Comparing genomes between related species in the context of their phylogeny provides us the opportunity
to ask and answer questions about how these species evolved at the molecular level. Using comparative genomics
we can study patterns such as substitution rate variation, convergent molecular evolution (right, bottom), gene family
evolution (see below), gene expression and much more. I aim to uncover these patterns across the tree of
life. I have done large-scale comparative studies in primates and insects, and I am now working on similar studies
in rodents and turtles. And I am working on software to account for reference bias in read mapping.
Convergent evolution occurs when distantly related lineages evolve to share the same trait. A
general assumption is that for a trait to converge in multiple lineages, it must be adaptive.

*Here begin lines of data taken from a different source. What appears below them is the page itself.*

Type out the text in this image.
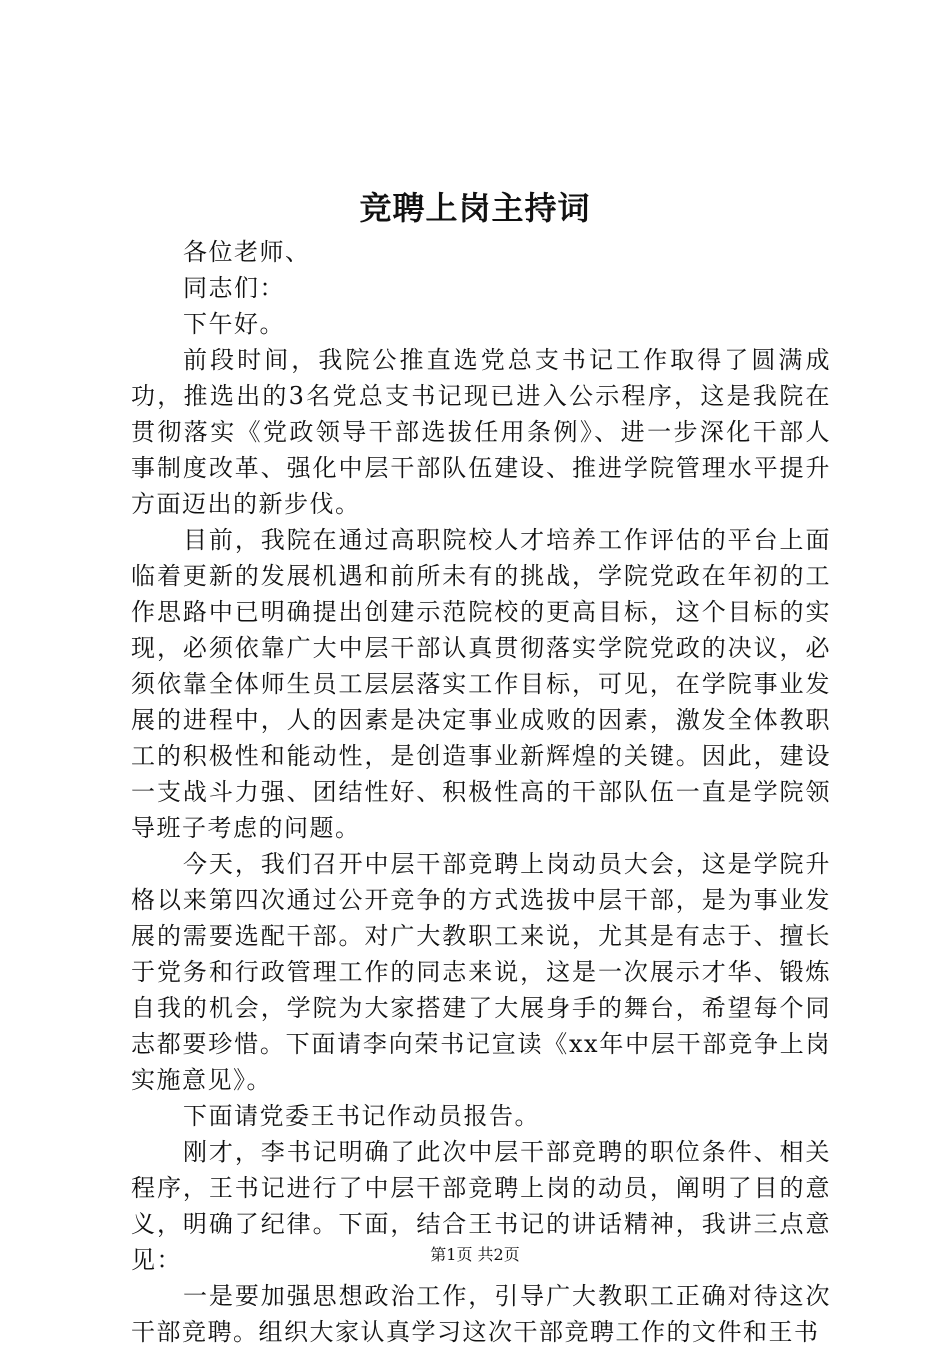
竞聘上岗主持词

各位老师、

同志们：

下午好。

前段时间，我院公推直选党总支书记工作取得了圆满成功，推选出的3名党总支书记现已进入公示程序，这是我院在贯彻落实《党政领导干部选拔任用条例》、进一步深化干部人事制度改革、强化中层干部队伍建设、推进学院管理水平提升方面迈出的新步伐。

目前，我院在通过高职院校人才培养工作评估的平台上面临着更新的发展机遇和前所未有的挑战，学院党政在年初的工作思路中已明确提出创建示范院校的更高目标，这个目标的实现，必须依靠广大中层干部认真贯彻落实学院党政的决议，必须依靠全体师生员工层层落实工作目标，可见，在学院事业发展的进程中，人的因素是决定事业成败的因素，激发全体教职工的积极性和能动性，是创造事业新辉煌的关键。因此，建设一支战斗力强、团结性好、积极性高的干部队伍一直是学院领导班子考虑的问题。

今天，我们召开中层干部竞聘上岗动员大会，这是学院升格以来第四次通过公开竞争的方式选拔中层干部，是为事业发展的需要选配干部。对广大教职工来说，尤其是有志于、擅长于党务和行政管理工作的同志来说，这是一次展示才华、锻炼自我的机会，学院为大家搭建了大展身手的舞台，希望每个同志都要珍惜。下面请李向荣书记宣读《xx年中层干部竞争上岗实施意见》。

下面请党委王书记作动员报告。

刚才，李书记明确了此次中层干部竞聘的职位条件、相关程序，王书记进行了中层干部竞聘上岗的动员，阐明了目的意义，明确了纪律。下面，结合王书记的讲话精神，我讲三点意见：

一是要加强思想政治工作，引导广大教职工正确对待这次干部竞聘。组织大家认真学习这次干部竞聘工作的文件和王书

第1页 共2页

That means convergent evolution provides a great opportunity to study adaptation. Until
recently, convergent evolution was only observed at the phenotypic level (i.e. the defensive
quills on the porcupine, echidna, and hedgehog). But with whole genome sequences available for
many species we can now study convergent evolution at the molecular level and ask whether it
can be linked to convergence at the phenotypic level. However, we've discovered that convergent
amino acid substitutions occur all the time by chance in nature. This makes it difficult to pick
out which convergent changes are actually adaptive. I've done work in this area to develop
methods to detect molecular convergence while avoiding many pitfalls that come from high levels
of background convergence.
Gene duplications and losses can open up new avenues for adaptation by changing the selective
constraints and expression levels of genes. I have helped develop the latest version of
CAFE by devising a method to
estimate annotation and assembly error for gene count data. I have also delved into the study
of whole genome duplications by developing a method to properly identify and place polyploidization
events on phylogeny. This method has been implemented in the software
GRAMPA. Finally, I led the phylogenetic
and gene family analysis for the
i5K
pilot project (right, top). This is the largest gene family analysis to date and yielded a wealth of information as
a resource for Arthropod researchers.
A large part of comparative genomics is phylogenetics. Besides uncovering the relationships among species,
the phylogeny provides the framework for us to ask and answer many of the interesting biological questions
in comparative datasets. I am interested in studying patterns of phylogenetic discordance over time and
across the genome and developing methods to account for it in comparative analyses. Specifically, in recent
work we have found that phylogenies inferred from windows along the genome are more similar the closer they are.
This discordance poses problems when inferring changes on a single species tree: if the underlying data do not follow
that tree, evolutionary events will be mismapped. To account for this in comparative studies, I am developing methods to prune
large phylogenies to maxmize their concordance with underlying gene trees, estimate substitution rates more accurately
on a species tree, and estimating substitution rates in a Bayesian framework while accounting for discordance.